Because I don’t know how to restore my German speech model (with more than 200 words), I want to train simon with the English dictionary VoxForgeDict. It is necessary to import VoxForgeDict as HTK lexicon into simon:
This dictionary has about 130.000 entries. That should be enough for the English language. The encoding is UTF-8.
Now I can start to train a few words. Let’s start with REGRETTING:
1. Include unused words from the shadow dictionary.
2. Drag & drop the word REGRETTING into the right field.
3. Train selected words.
4. The active vocabulary doesn’t contain the word REGRETTING. I want to add it now. Press the Yes button.
I recorded the word REGRETTING three times. And I defined a grammar (“Unknown”). I disconnected simon, then I restarted ksimond. Then I connected simon again, then pressed the Synchronize button.
simon now recognizes the one word that is part of my active vocabulary: REGRETTING.

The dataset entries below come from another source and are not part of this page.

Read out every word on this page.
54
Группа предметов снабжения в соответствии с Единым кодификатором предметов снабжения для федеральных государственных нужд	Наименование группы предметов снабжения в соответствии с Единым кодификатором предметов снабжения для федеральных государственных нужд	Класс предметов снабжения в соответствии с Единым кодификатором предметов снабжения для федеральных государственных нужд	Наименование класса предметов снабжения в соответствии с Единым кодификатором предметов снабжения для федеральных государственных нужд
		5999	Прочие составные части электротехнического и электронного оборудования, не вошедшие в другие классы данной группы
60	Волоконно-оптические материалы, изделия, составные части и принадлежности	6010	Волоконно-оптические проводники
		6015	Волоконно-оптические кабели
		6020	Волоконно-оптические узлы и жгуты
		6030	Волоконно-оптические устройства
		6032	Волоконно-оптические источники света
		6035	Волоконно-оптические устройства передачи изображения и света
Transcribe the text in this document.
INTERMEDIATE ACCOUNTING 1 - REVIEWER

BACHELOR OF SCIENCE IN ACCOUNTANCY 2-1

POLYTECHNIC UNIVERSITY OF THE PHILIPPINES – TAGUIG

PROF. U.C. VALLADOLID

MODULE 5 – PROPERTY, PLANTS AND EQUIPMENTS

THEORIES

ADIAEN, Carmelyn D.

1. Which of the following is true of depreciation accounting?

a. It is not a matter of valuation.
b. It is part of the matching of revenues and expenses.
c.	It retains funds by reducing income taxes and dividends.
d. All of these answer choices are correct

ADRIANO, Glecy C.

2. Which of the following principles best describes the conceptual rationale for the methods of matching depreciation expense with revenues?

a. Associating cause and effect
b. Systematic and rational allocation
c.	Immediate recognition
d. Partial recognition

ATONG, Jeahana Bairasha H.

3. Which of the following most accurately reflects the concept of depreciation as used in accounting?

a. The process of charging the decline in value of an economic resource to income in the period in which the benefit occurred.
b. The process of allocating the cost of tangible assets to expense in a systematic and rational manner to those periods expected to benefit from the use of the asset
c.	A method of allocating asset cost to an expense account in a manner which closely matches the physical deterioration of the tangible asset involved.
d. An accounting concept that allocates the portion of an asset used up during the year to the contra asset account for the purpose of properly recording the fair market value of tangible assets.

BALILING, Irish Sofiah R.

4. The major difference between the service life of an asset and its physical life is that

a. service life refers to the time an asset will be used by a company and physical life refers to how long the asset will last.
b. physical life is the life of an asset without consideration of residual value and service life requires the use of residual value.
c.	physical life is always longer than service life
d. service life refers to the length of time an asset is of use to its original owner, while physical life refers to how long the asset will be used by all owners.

VoxForgeDict just contains words that are written in capital letters. It would be possible with a simple text editor to fix that (though it would be a lot of work to go through the hole dictionary). Does anyone have an idea how the dictionary could be uncapitalized elegantly?

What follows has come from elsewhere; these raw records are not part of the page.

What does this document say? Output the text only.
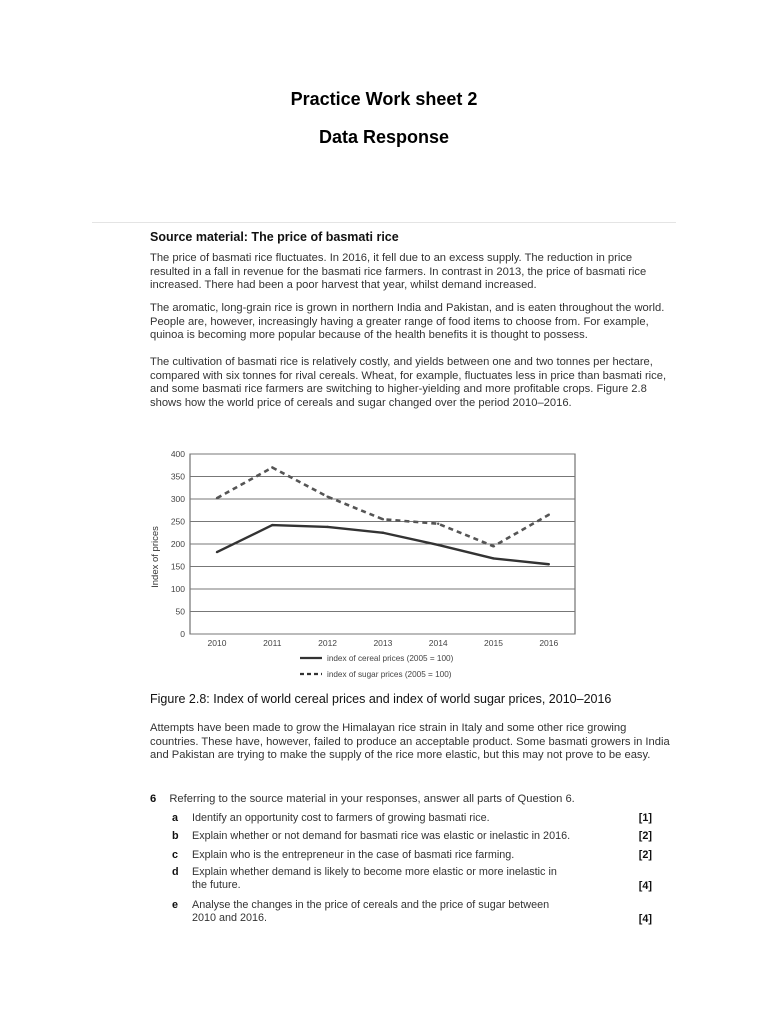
Practice Work sheet 2
Data Response
Source material: The price of basmati rice
The price of basmati rice fluctuates. In 2016, it fell due to an excess supply. The reduction in price resulted in a fall in revenue for the basmati rice farmers. In contrast in 2013, the price of basmati rice increased. There had been a poor harvest that year, whilst demand increased.
The aromatic, long-grain rice is grown in northern India and Pakistan, and is eaten throughout the world. People are, however, increasingly having a greater range of food items to choose from. For example, quinoa is becoming more popular because of the health benefits it is thought to possess.
The cultivation of basmati rice is relatively costly, and yields between one and two tonnes per hectare, compared with six tonnes for rival cereals. Wheat, for example, fluctuates less in price than basmati rice, and some basmati rice farmers are switching to higher-yielding and more profitable crops. Figure 2.8 shows how the world price of cereals and sugar changed over the period 2010–2016.
0
50
100
150
200
250
300
350
400
2010	2011	2012	2013	2014	2015	2016
index of cereal prices (2005 = 100)
index of sugar prices (2005 = 100)
Index of prices
Figure 2.8: Index of world cereal prices and index of world sugar prices, 2010–2016
Attempts have been made to grow the Himalayan rice strain in Italy and some other rice growing countries. These have, however, failed to produce an acceptable product. Some basmati growers in India and Pakistan are trying to make the supply of the rice more elastic, but this may not prove to be easy.
6 Referring to the source material in your responses, answer all parts of Question 6.
a Identify an opportunity cost to farmers of growing basmati rice.	[1]
b Explain whether or not demand for basmati rice was elastic or inelastic in 2016.	[2]
c Explain who is the entrepreneur in the case of basmati rice farming.	[2]
d Explain whether demand is likely to become more elastic or more inelastic in the future.	[4]
e Analyse the changes in the price of cereals and the price of sugar between 2010 and 2016.	[4]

The active dictionary is not the same as the shadow dictionary. When you add a word, the “correct” case will be fetched from the shadow dictionary but you are free to change it.
So the next time you add a word you simply enter “regretting”, simon will fetch the word and its details from the Voxforge lexicon and thus change the spelling to “REGRETTING”. Just change the spelling again to anything you want (like “regretting”) and continue the wizard. The words will still be recognized as being the same (“regretting” == “REGRETTING” as far as the training data / lexicon is concerned).
Greetings,
Peter